Страница 11 из 48
С незапамятных времен в Домреми существовал обычай: весной, в четвертое воскресенье великого поста, молодежь собиралась у «дерева фей». Приносили с собой хлебцы и орехи (древние символы плодородия), устраивали игры. «Это очень старое дерево, и я не помню, чтобы его когда-либо не было, — вспоминала близкая подруга Жанны Манжета. — Я часто бывала там с Жанной в этот день; мы ели, разостлав иногда скатерть, пили воду из источника, а потом играли и танцевали — как делают теперь другие» (D, I, 285).

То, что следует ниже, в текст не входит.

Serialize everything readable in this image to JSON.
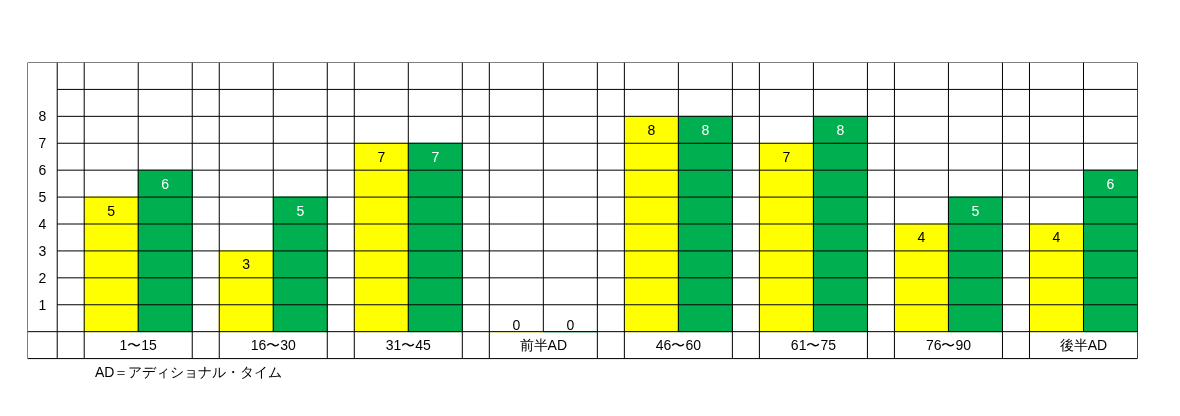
{
  "chart_data": {
    "type": "bar",
    "categories": [
      "1〜15",
      "16〜30",
      "31〜45",
      "前半AD",
      "46〜60",
      "61〜75",
      "76〜90",
      "後半AD"
    ],
    "series": [
      {
        "color": "#ffff00",
        "values": [
          5,
          3,
          7,
          0,
          8,
          7,
          4,
          4
        ]
      },
      {
        "color": "#00b050",
        "values": [
          6,
          5,
          7,
          0,
          8,
          8,
          5,
          6
        ]
      }
    ],
    "ylim": [
      0,
      10
    ],
    "yticks": [
      1,
      2,
      3,
      4,
      5,
      6,
      7,
      8
    ],
    "grid": true,
    "data_labels": true,
    "annotations": [
      "AD＝アディショナル・タイム"
    ]
  }
}
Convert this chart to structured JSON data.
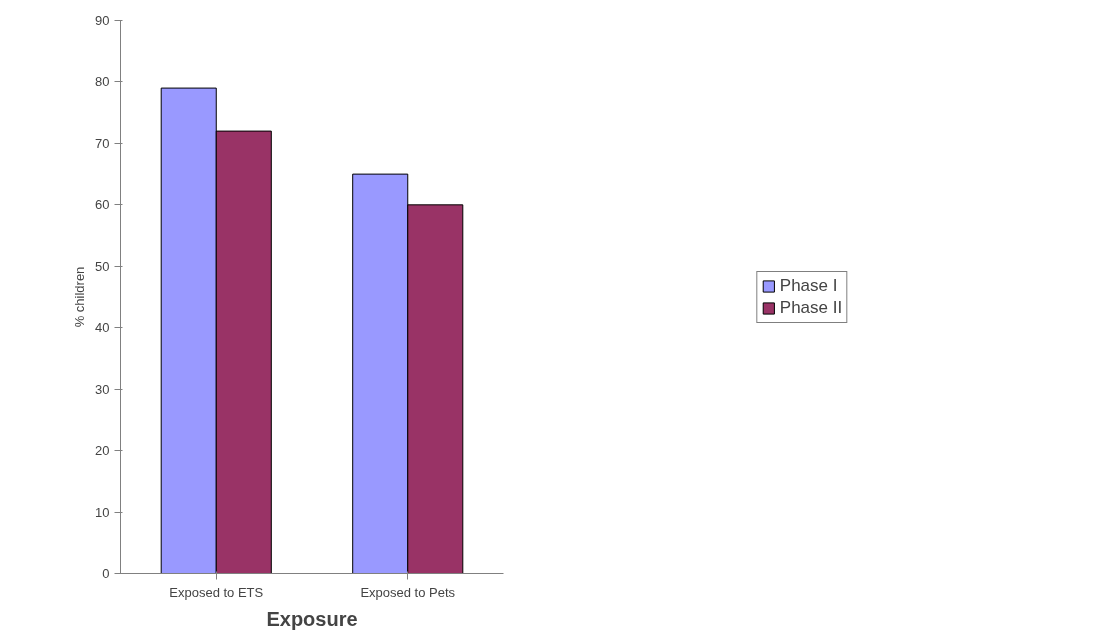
{
  "chart_data": {
    "type": "bar",
    "xlabel": "Exposure",
    "ylabel": "% children",
    "categories": [
      "Exposed to ETS",
      "Exposed to Pets"
    ],
    "series": [
      {
        "name": "Phase I",
        "color": "#9999ff",
        "values": [
          79,
          65
        ]
      },
      {
        "name": "Phase II",
        "color": "#993366",
        "values": [
          72,
          60
        ]
      }
    ],
    "ylim": [
      0,
      90
    ],
    "yticks": [
      0,
      10,
      20,
      30,
      40,
      50,
      60,
      70,
      80,
      90
    ],
    "grid": false,
    "legend": "right"
  }
}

Эти свидетельства крестьян Домреми вводят нас в мир народной религиозности, которая представляла собой своеобразный сплав христианского вероучения с обычаями и верованиями, уходящими своими корнями в глубокую языческую древность. В последнее время этот мир все больше привлекает к себе внимание исследователей (6, 14–19, 55–66), но мы не можем сейчас в него углубляться, чтобы не отклониться слишком далеко от нашего главного сюжета. Отметим только, что пи о каком своеобразии поведения Жанны здесь, конечно, говорить не приходится: плетя венки под «деревом фей» и украшая ими статую богородицы, она поступала так же, как множество{44} ее сверстниц на протяжении столетий — до нее и после. Феи поселились в долине Мааса задолго до того, как туда пришли христианские миссионеры. Они напоминали о себе на каждом шагу в названиях деревьев, источников, ручьев, гротов, замков, даже монашеских скитов (на карте окрестностей Домреми еще в начале XX в. значился le Moutier de Fees) (65, 55). В мировосприятии современников Жанны элементы анимистического сознания мирно уживались с верой в Христа, Деву Марию и святых. Венки, сплетенные под «деревом фей» и венчающие статую пречистой девы, — вот своего рода символ народной религиозности.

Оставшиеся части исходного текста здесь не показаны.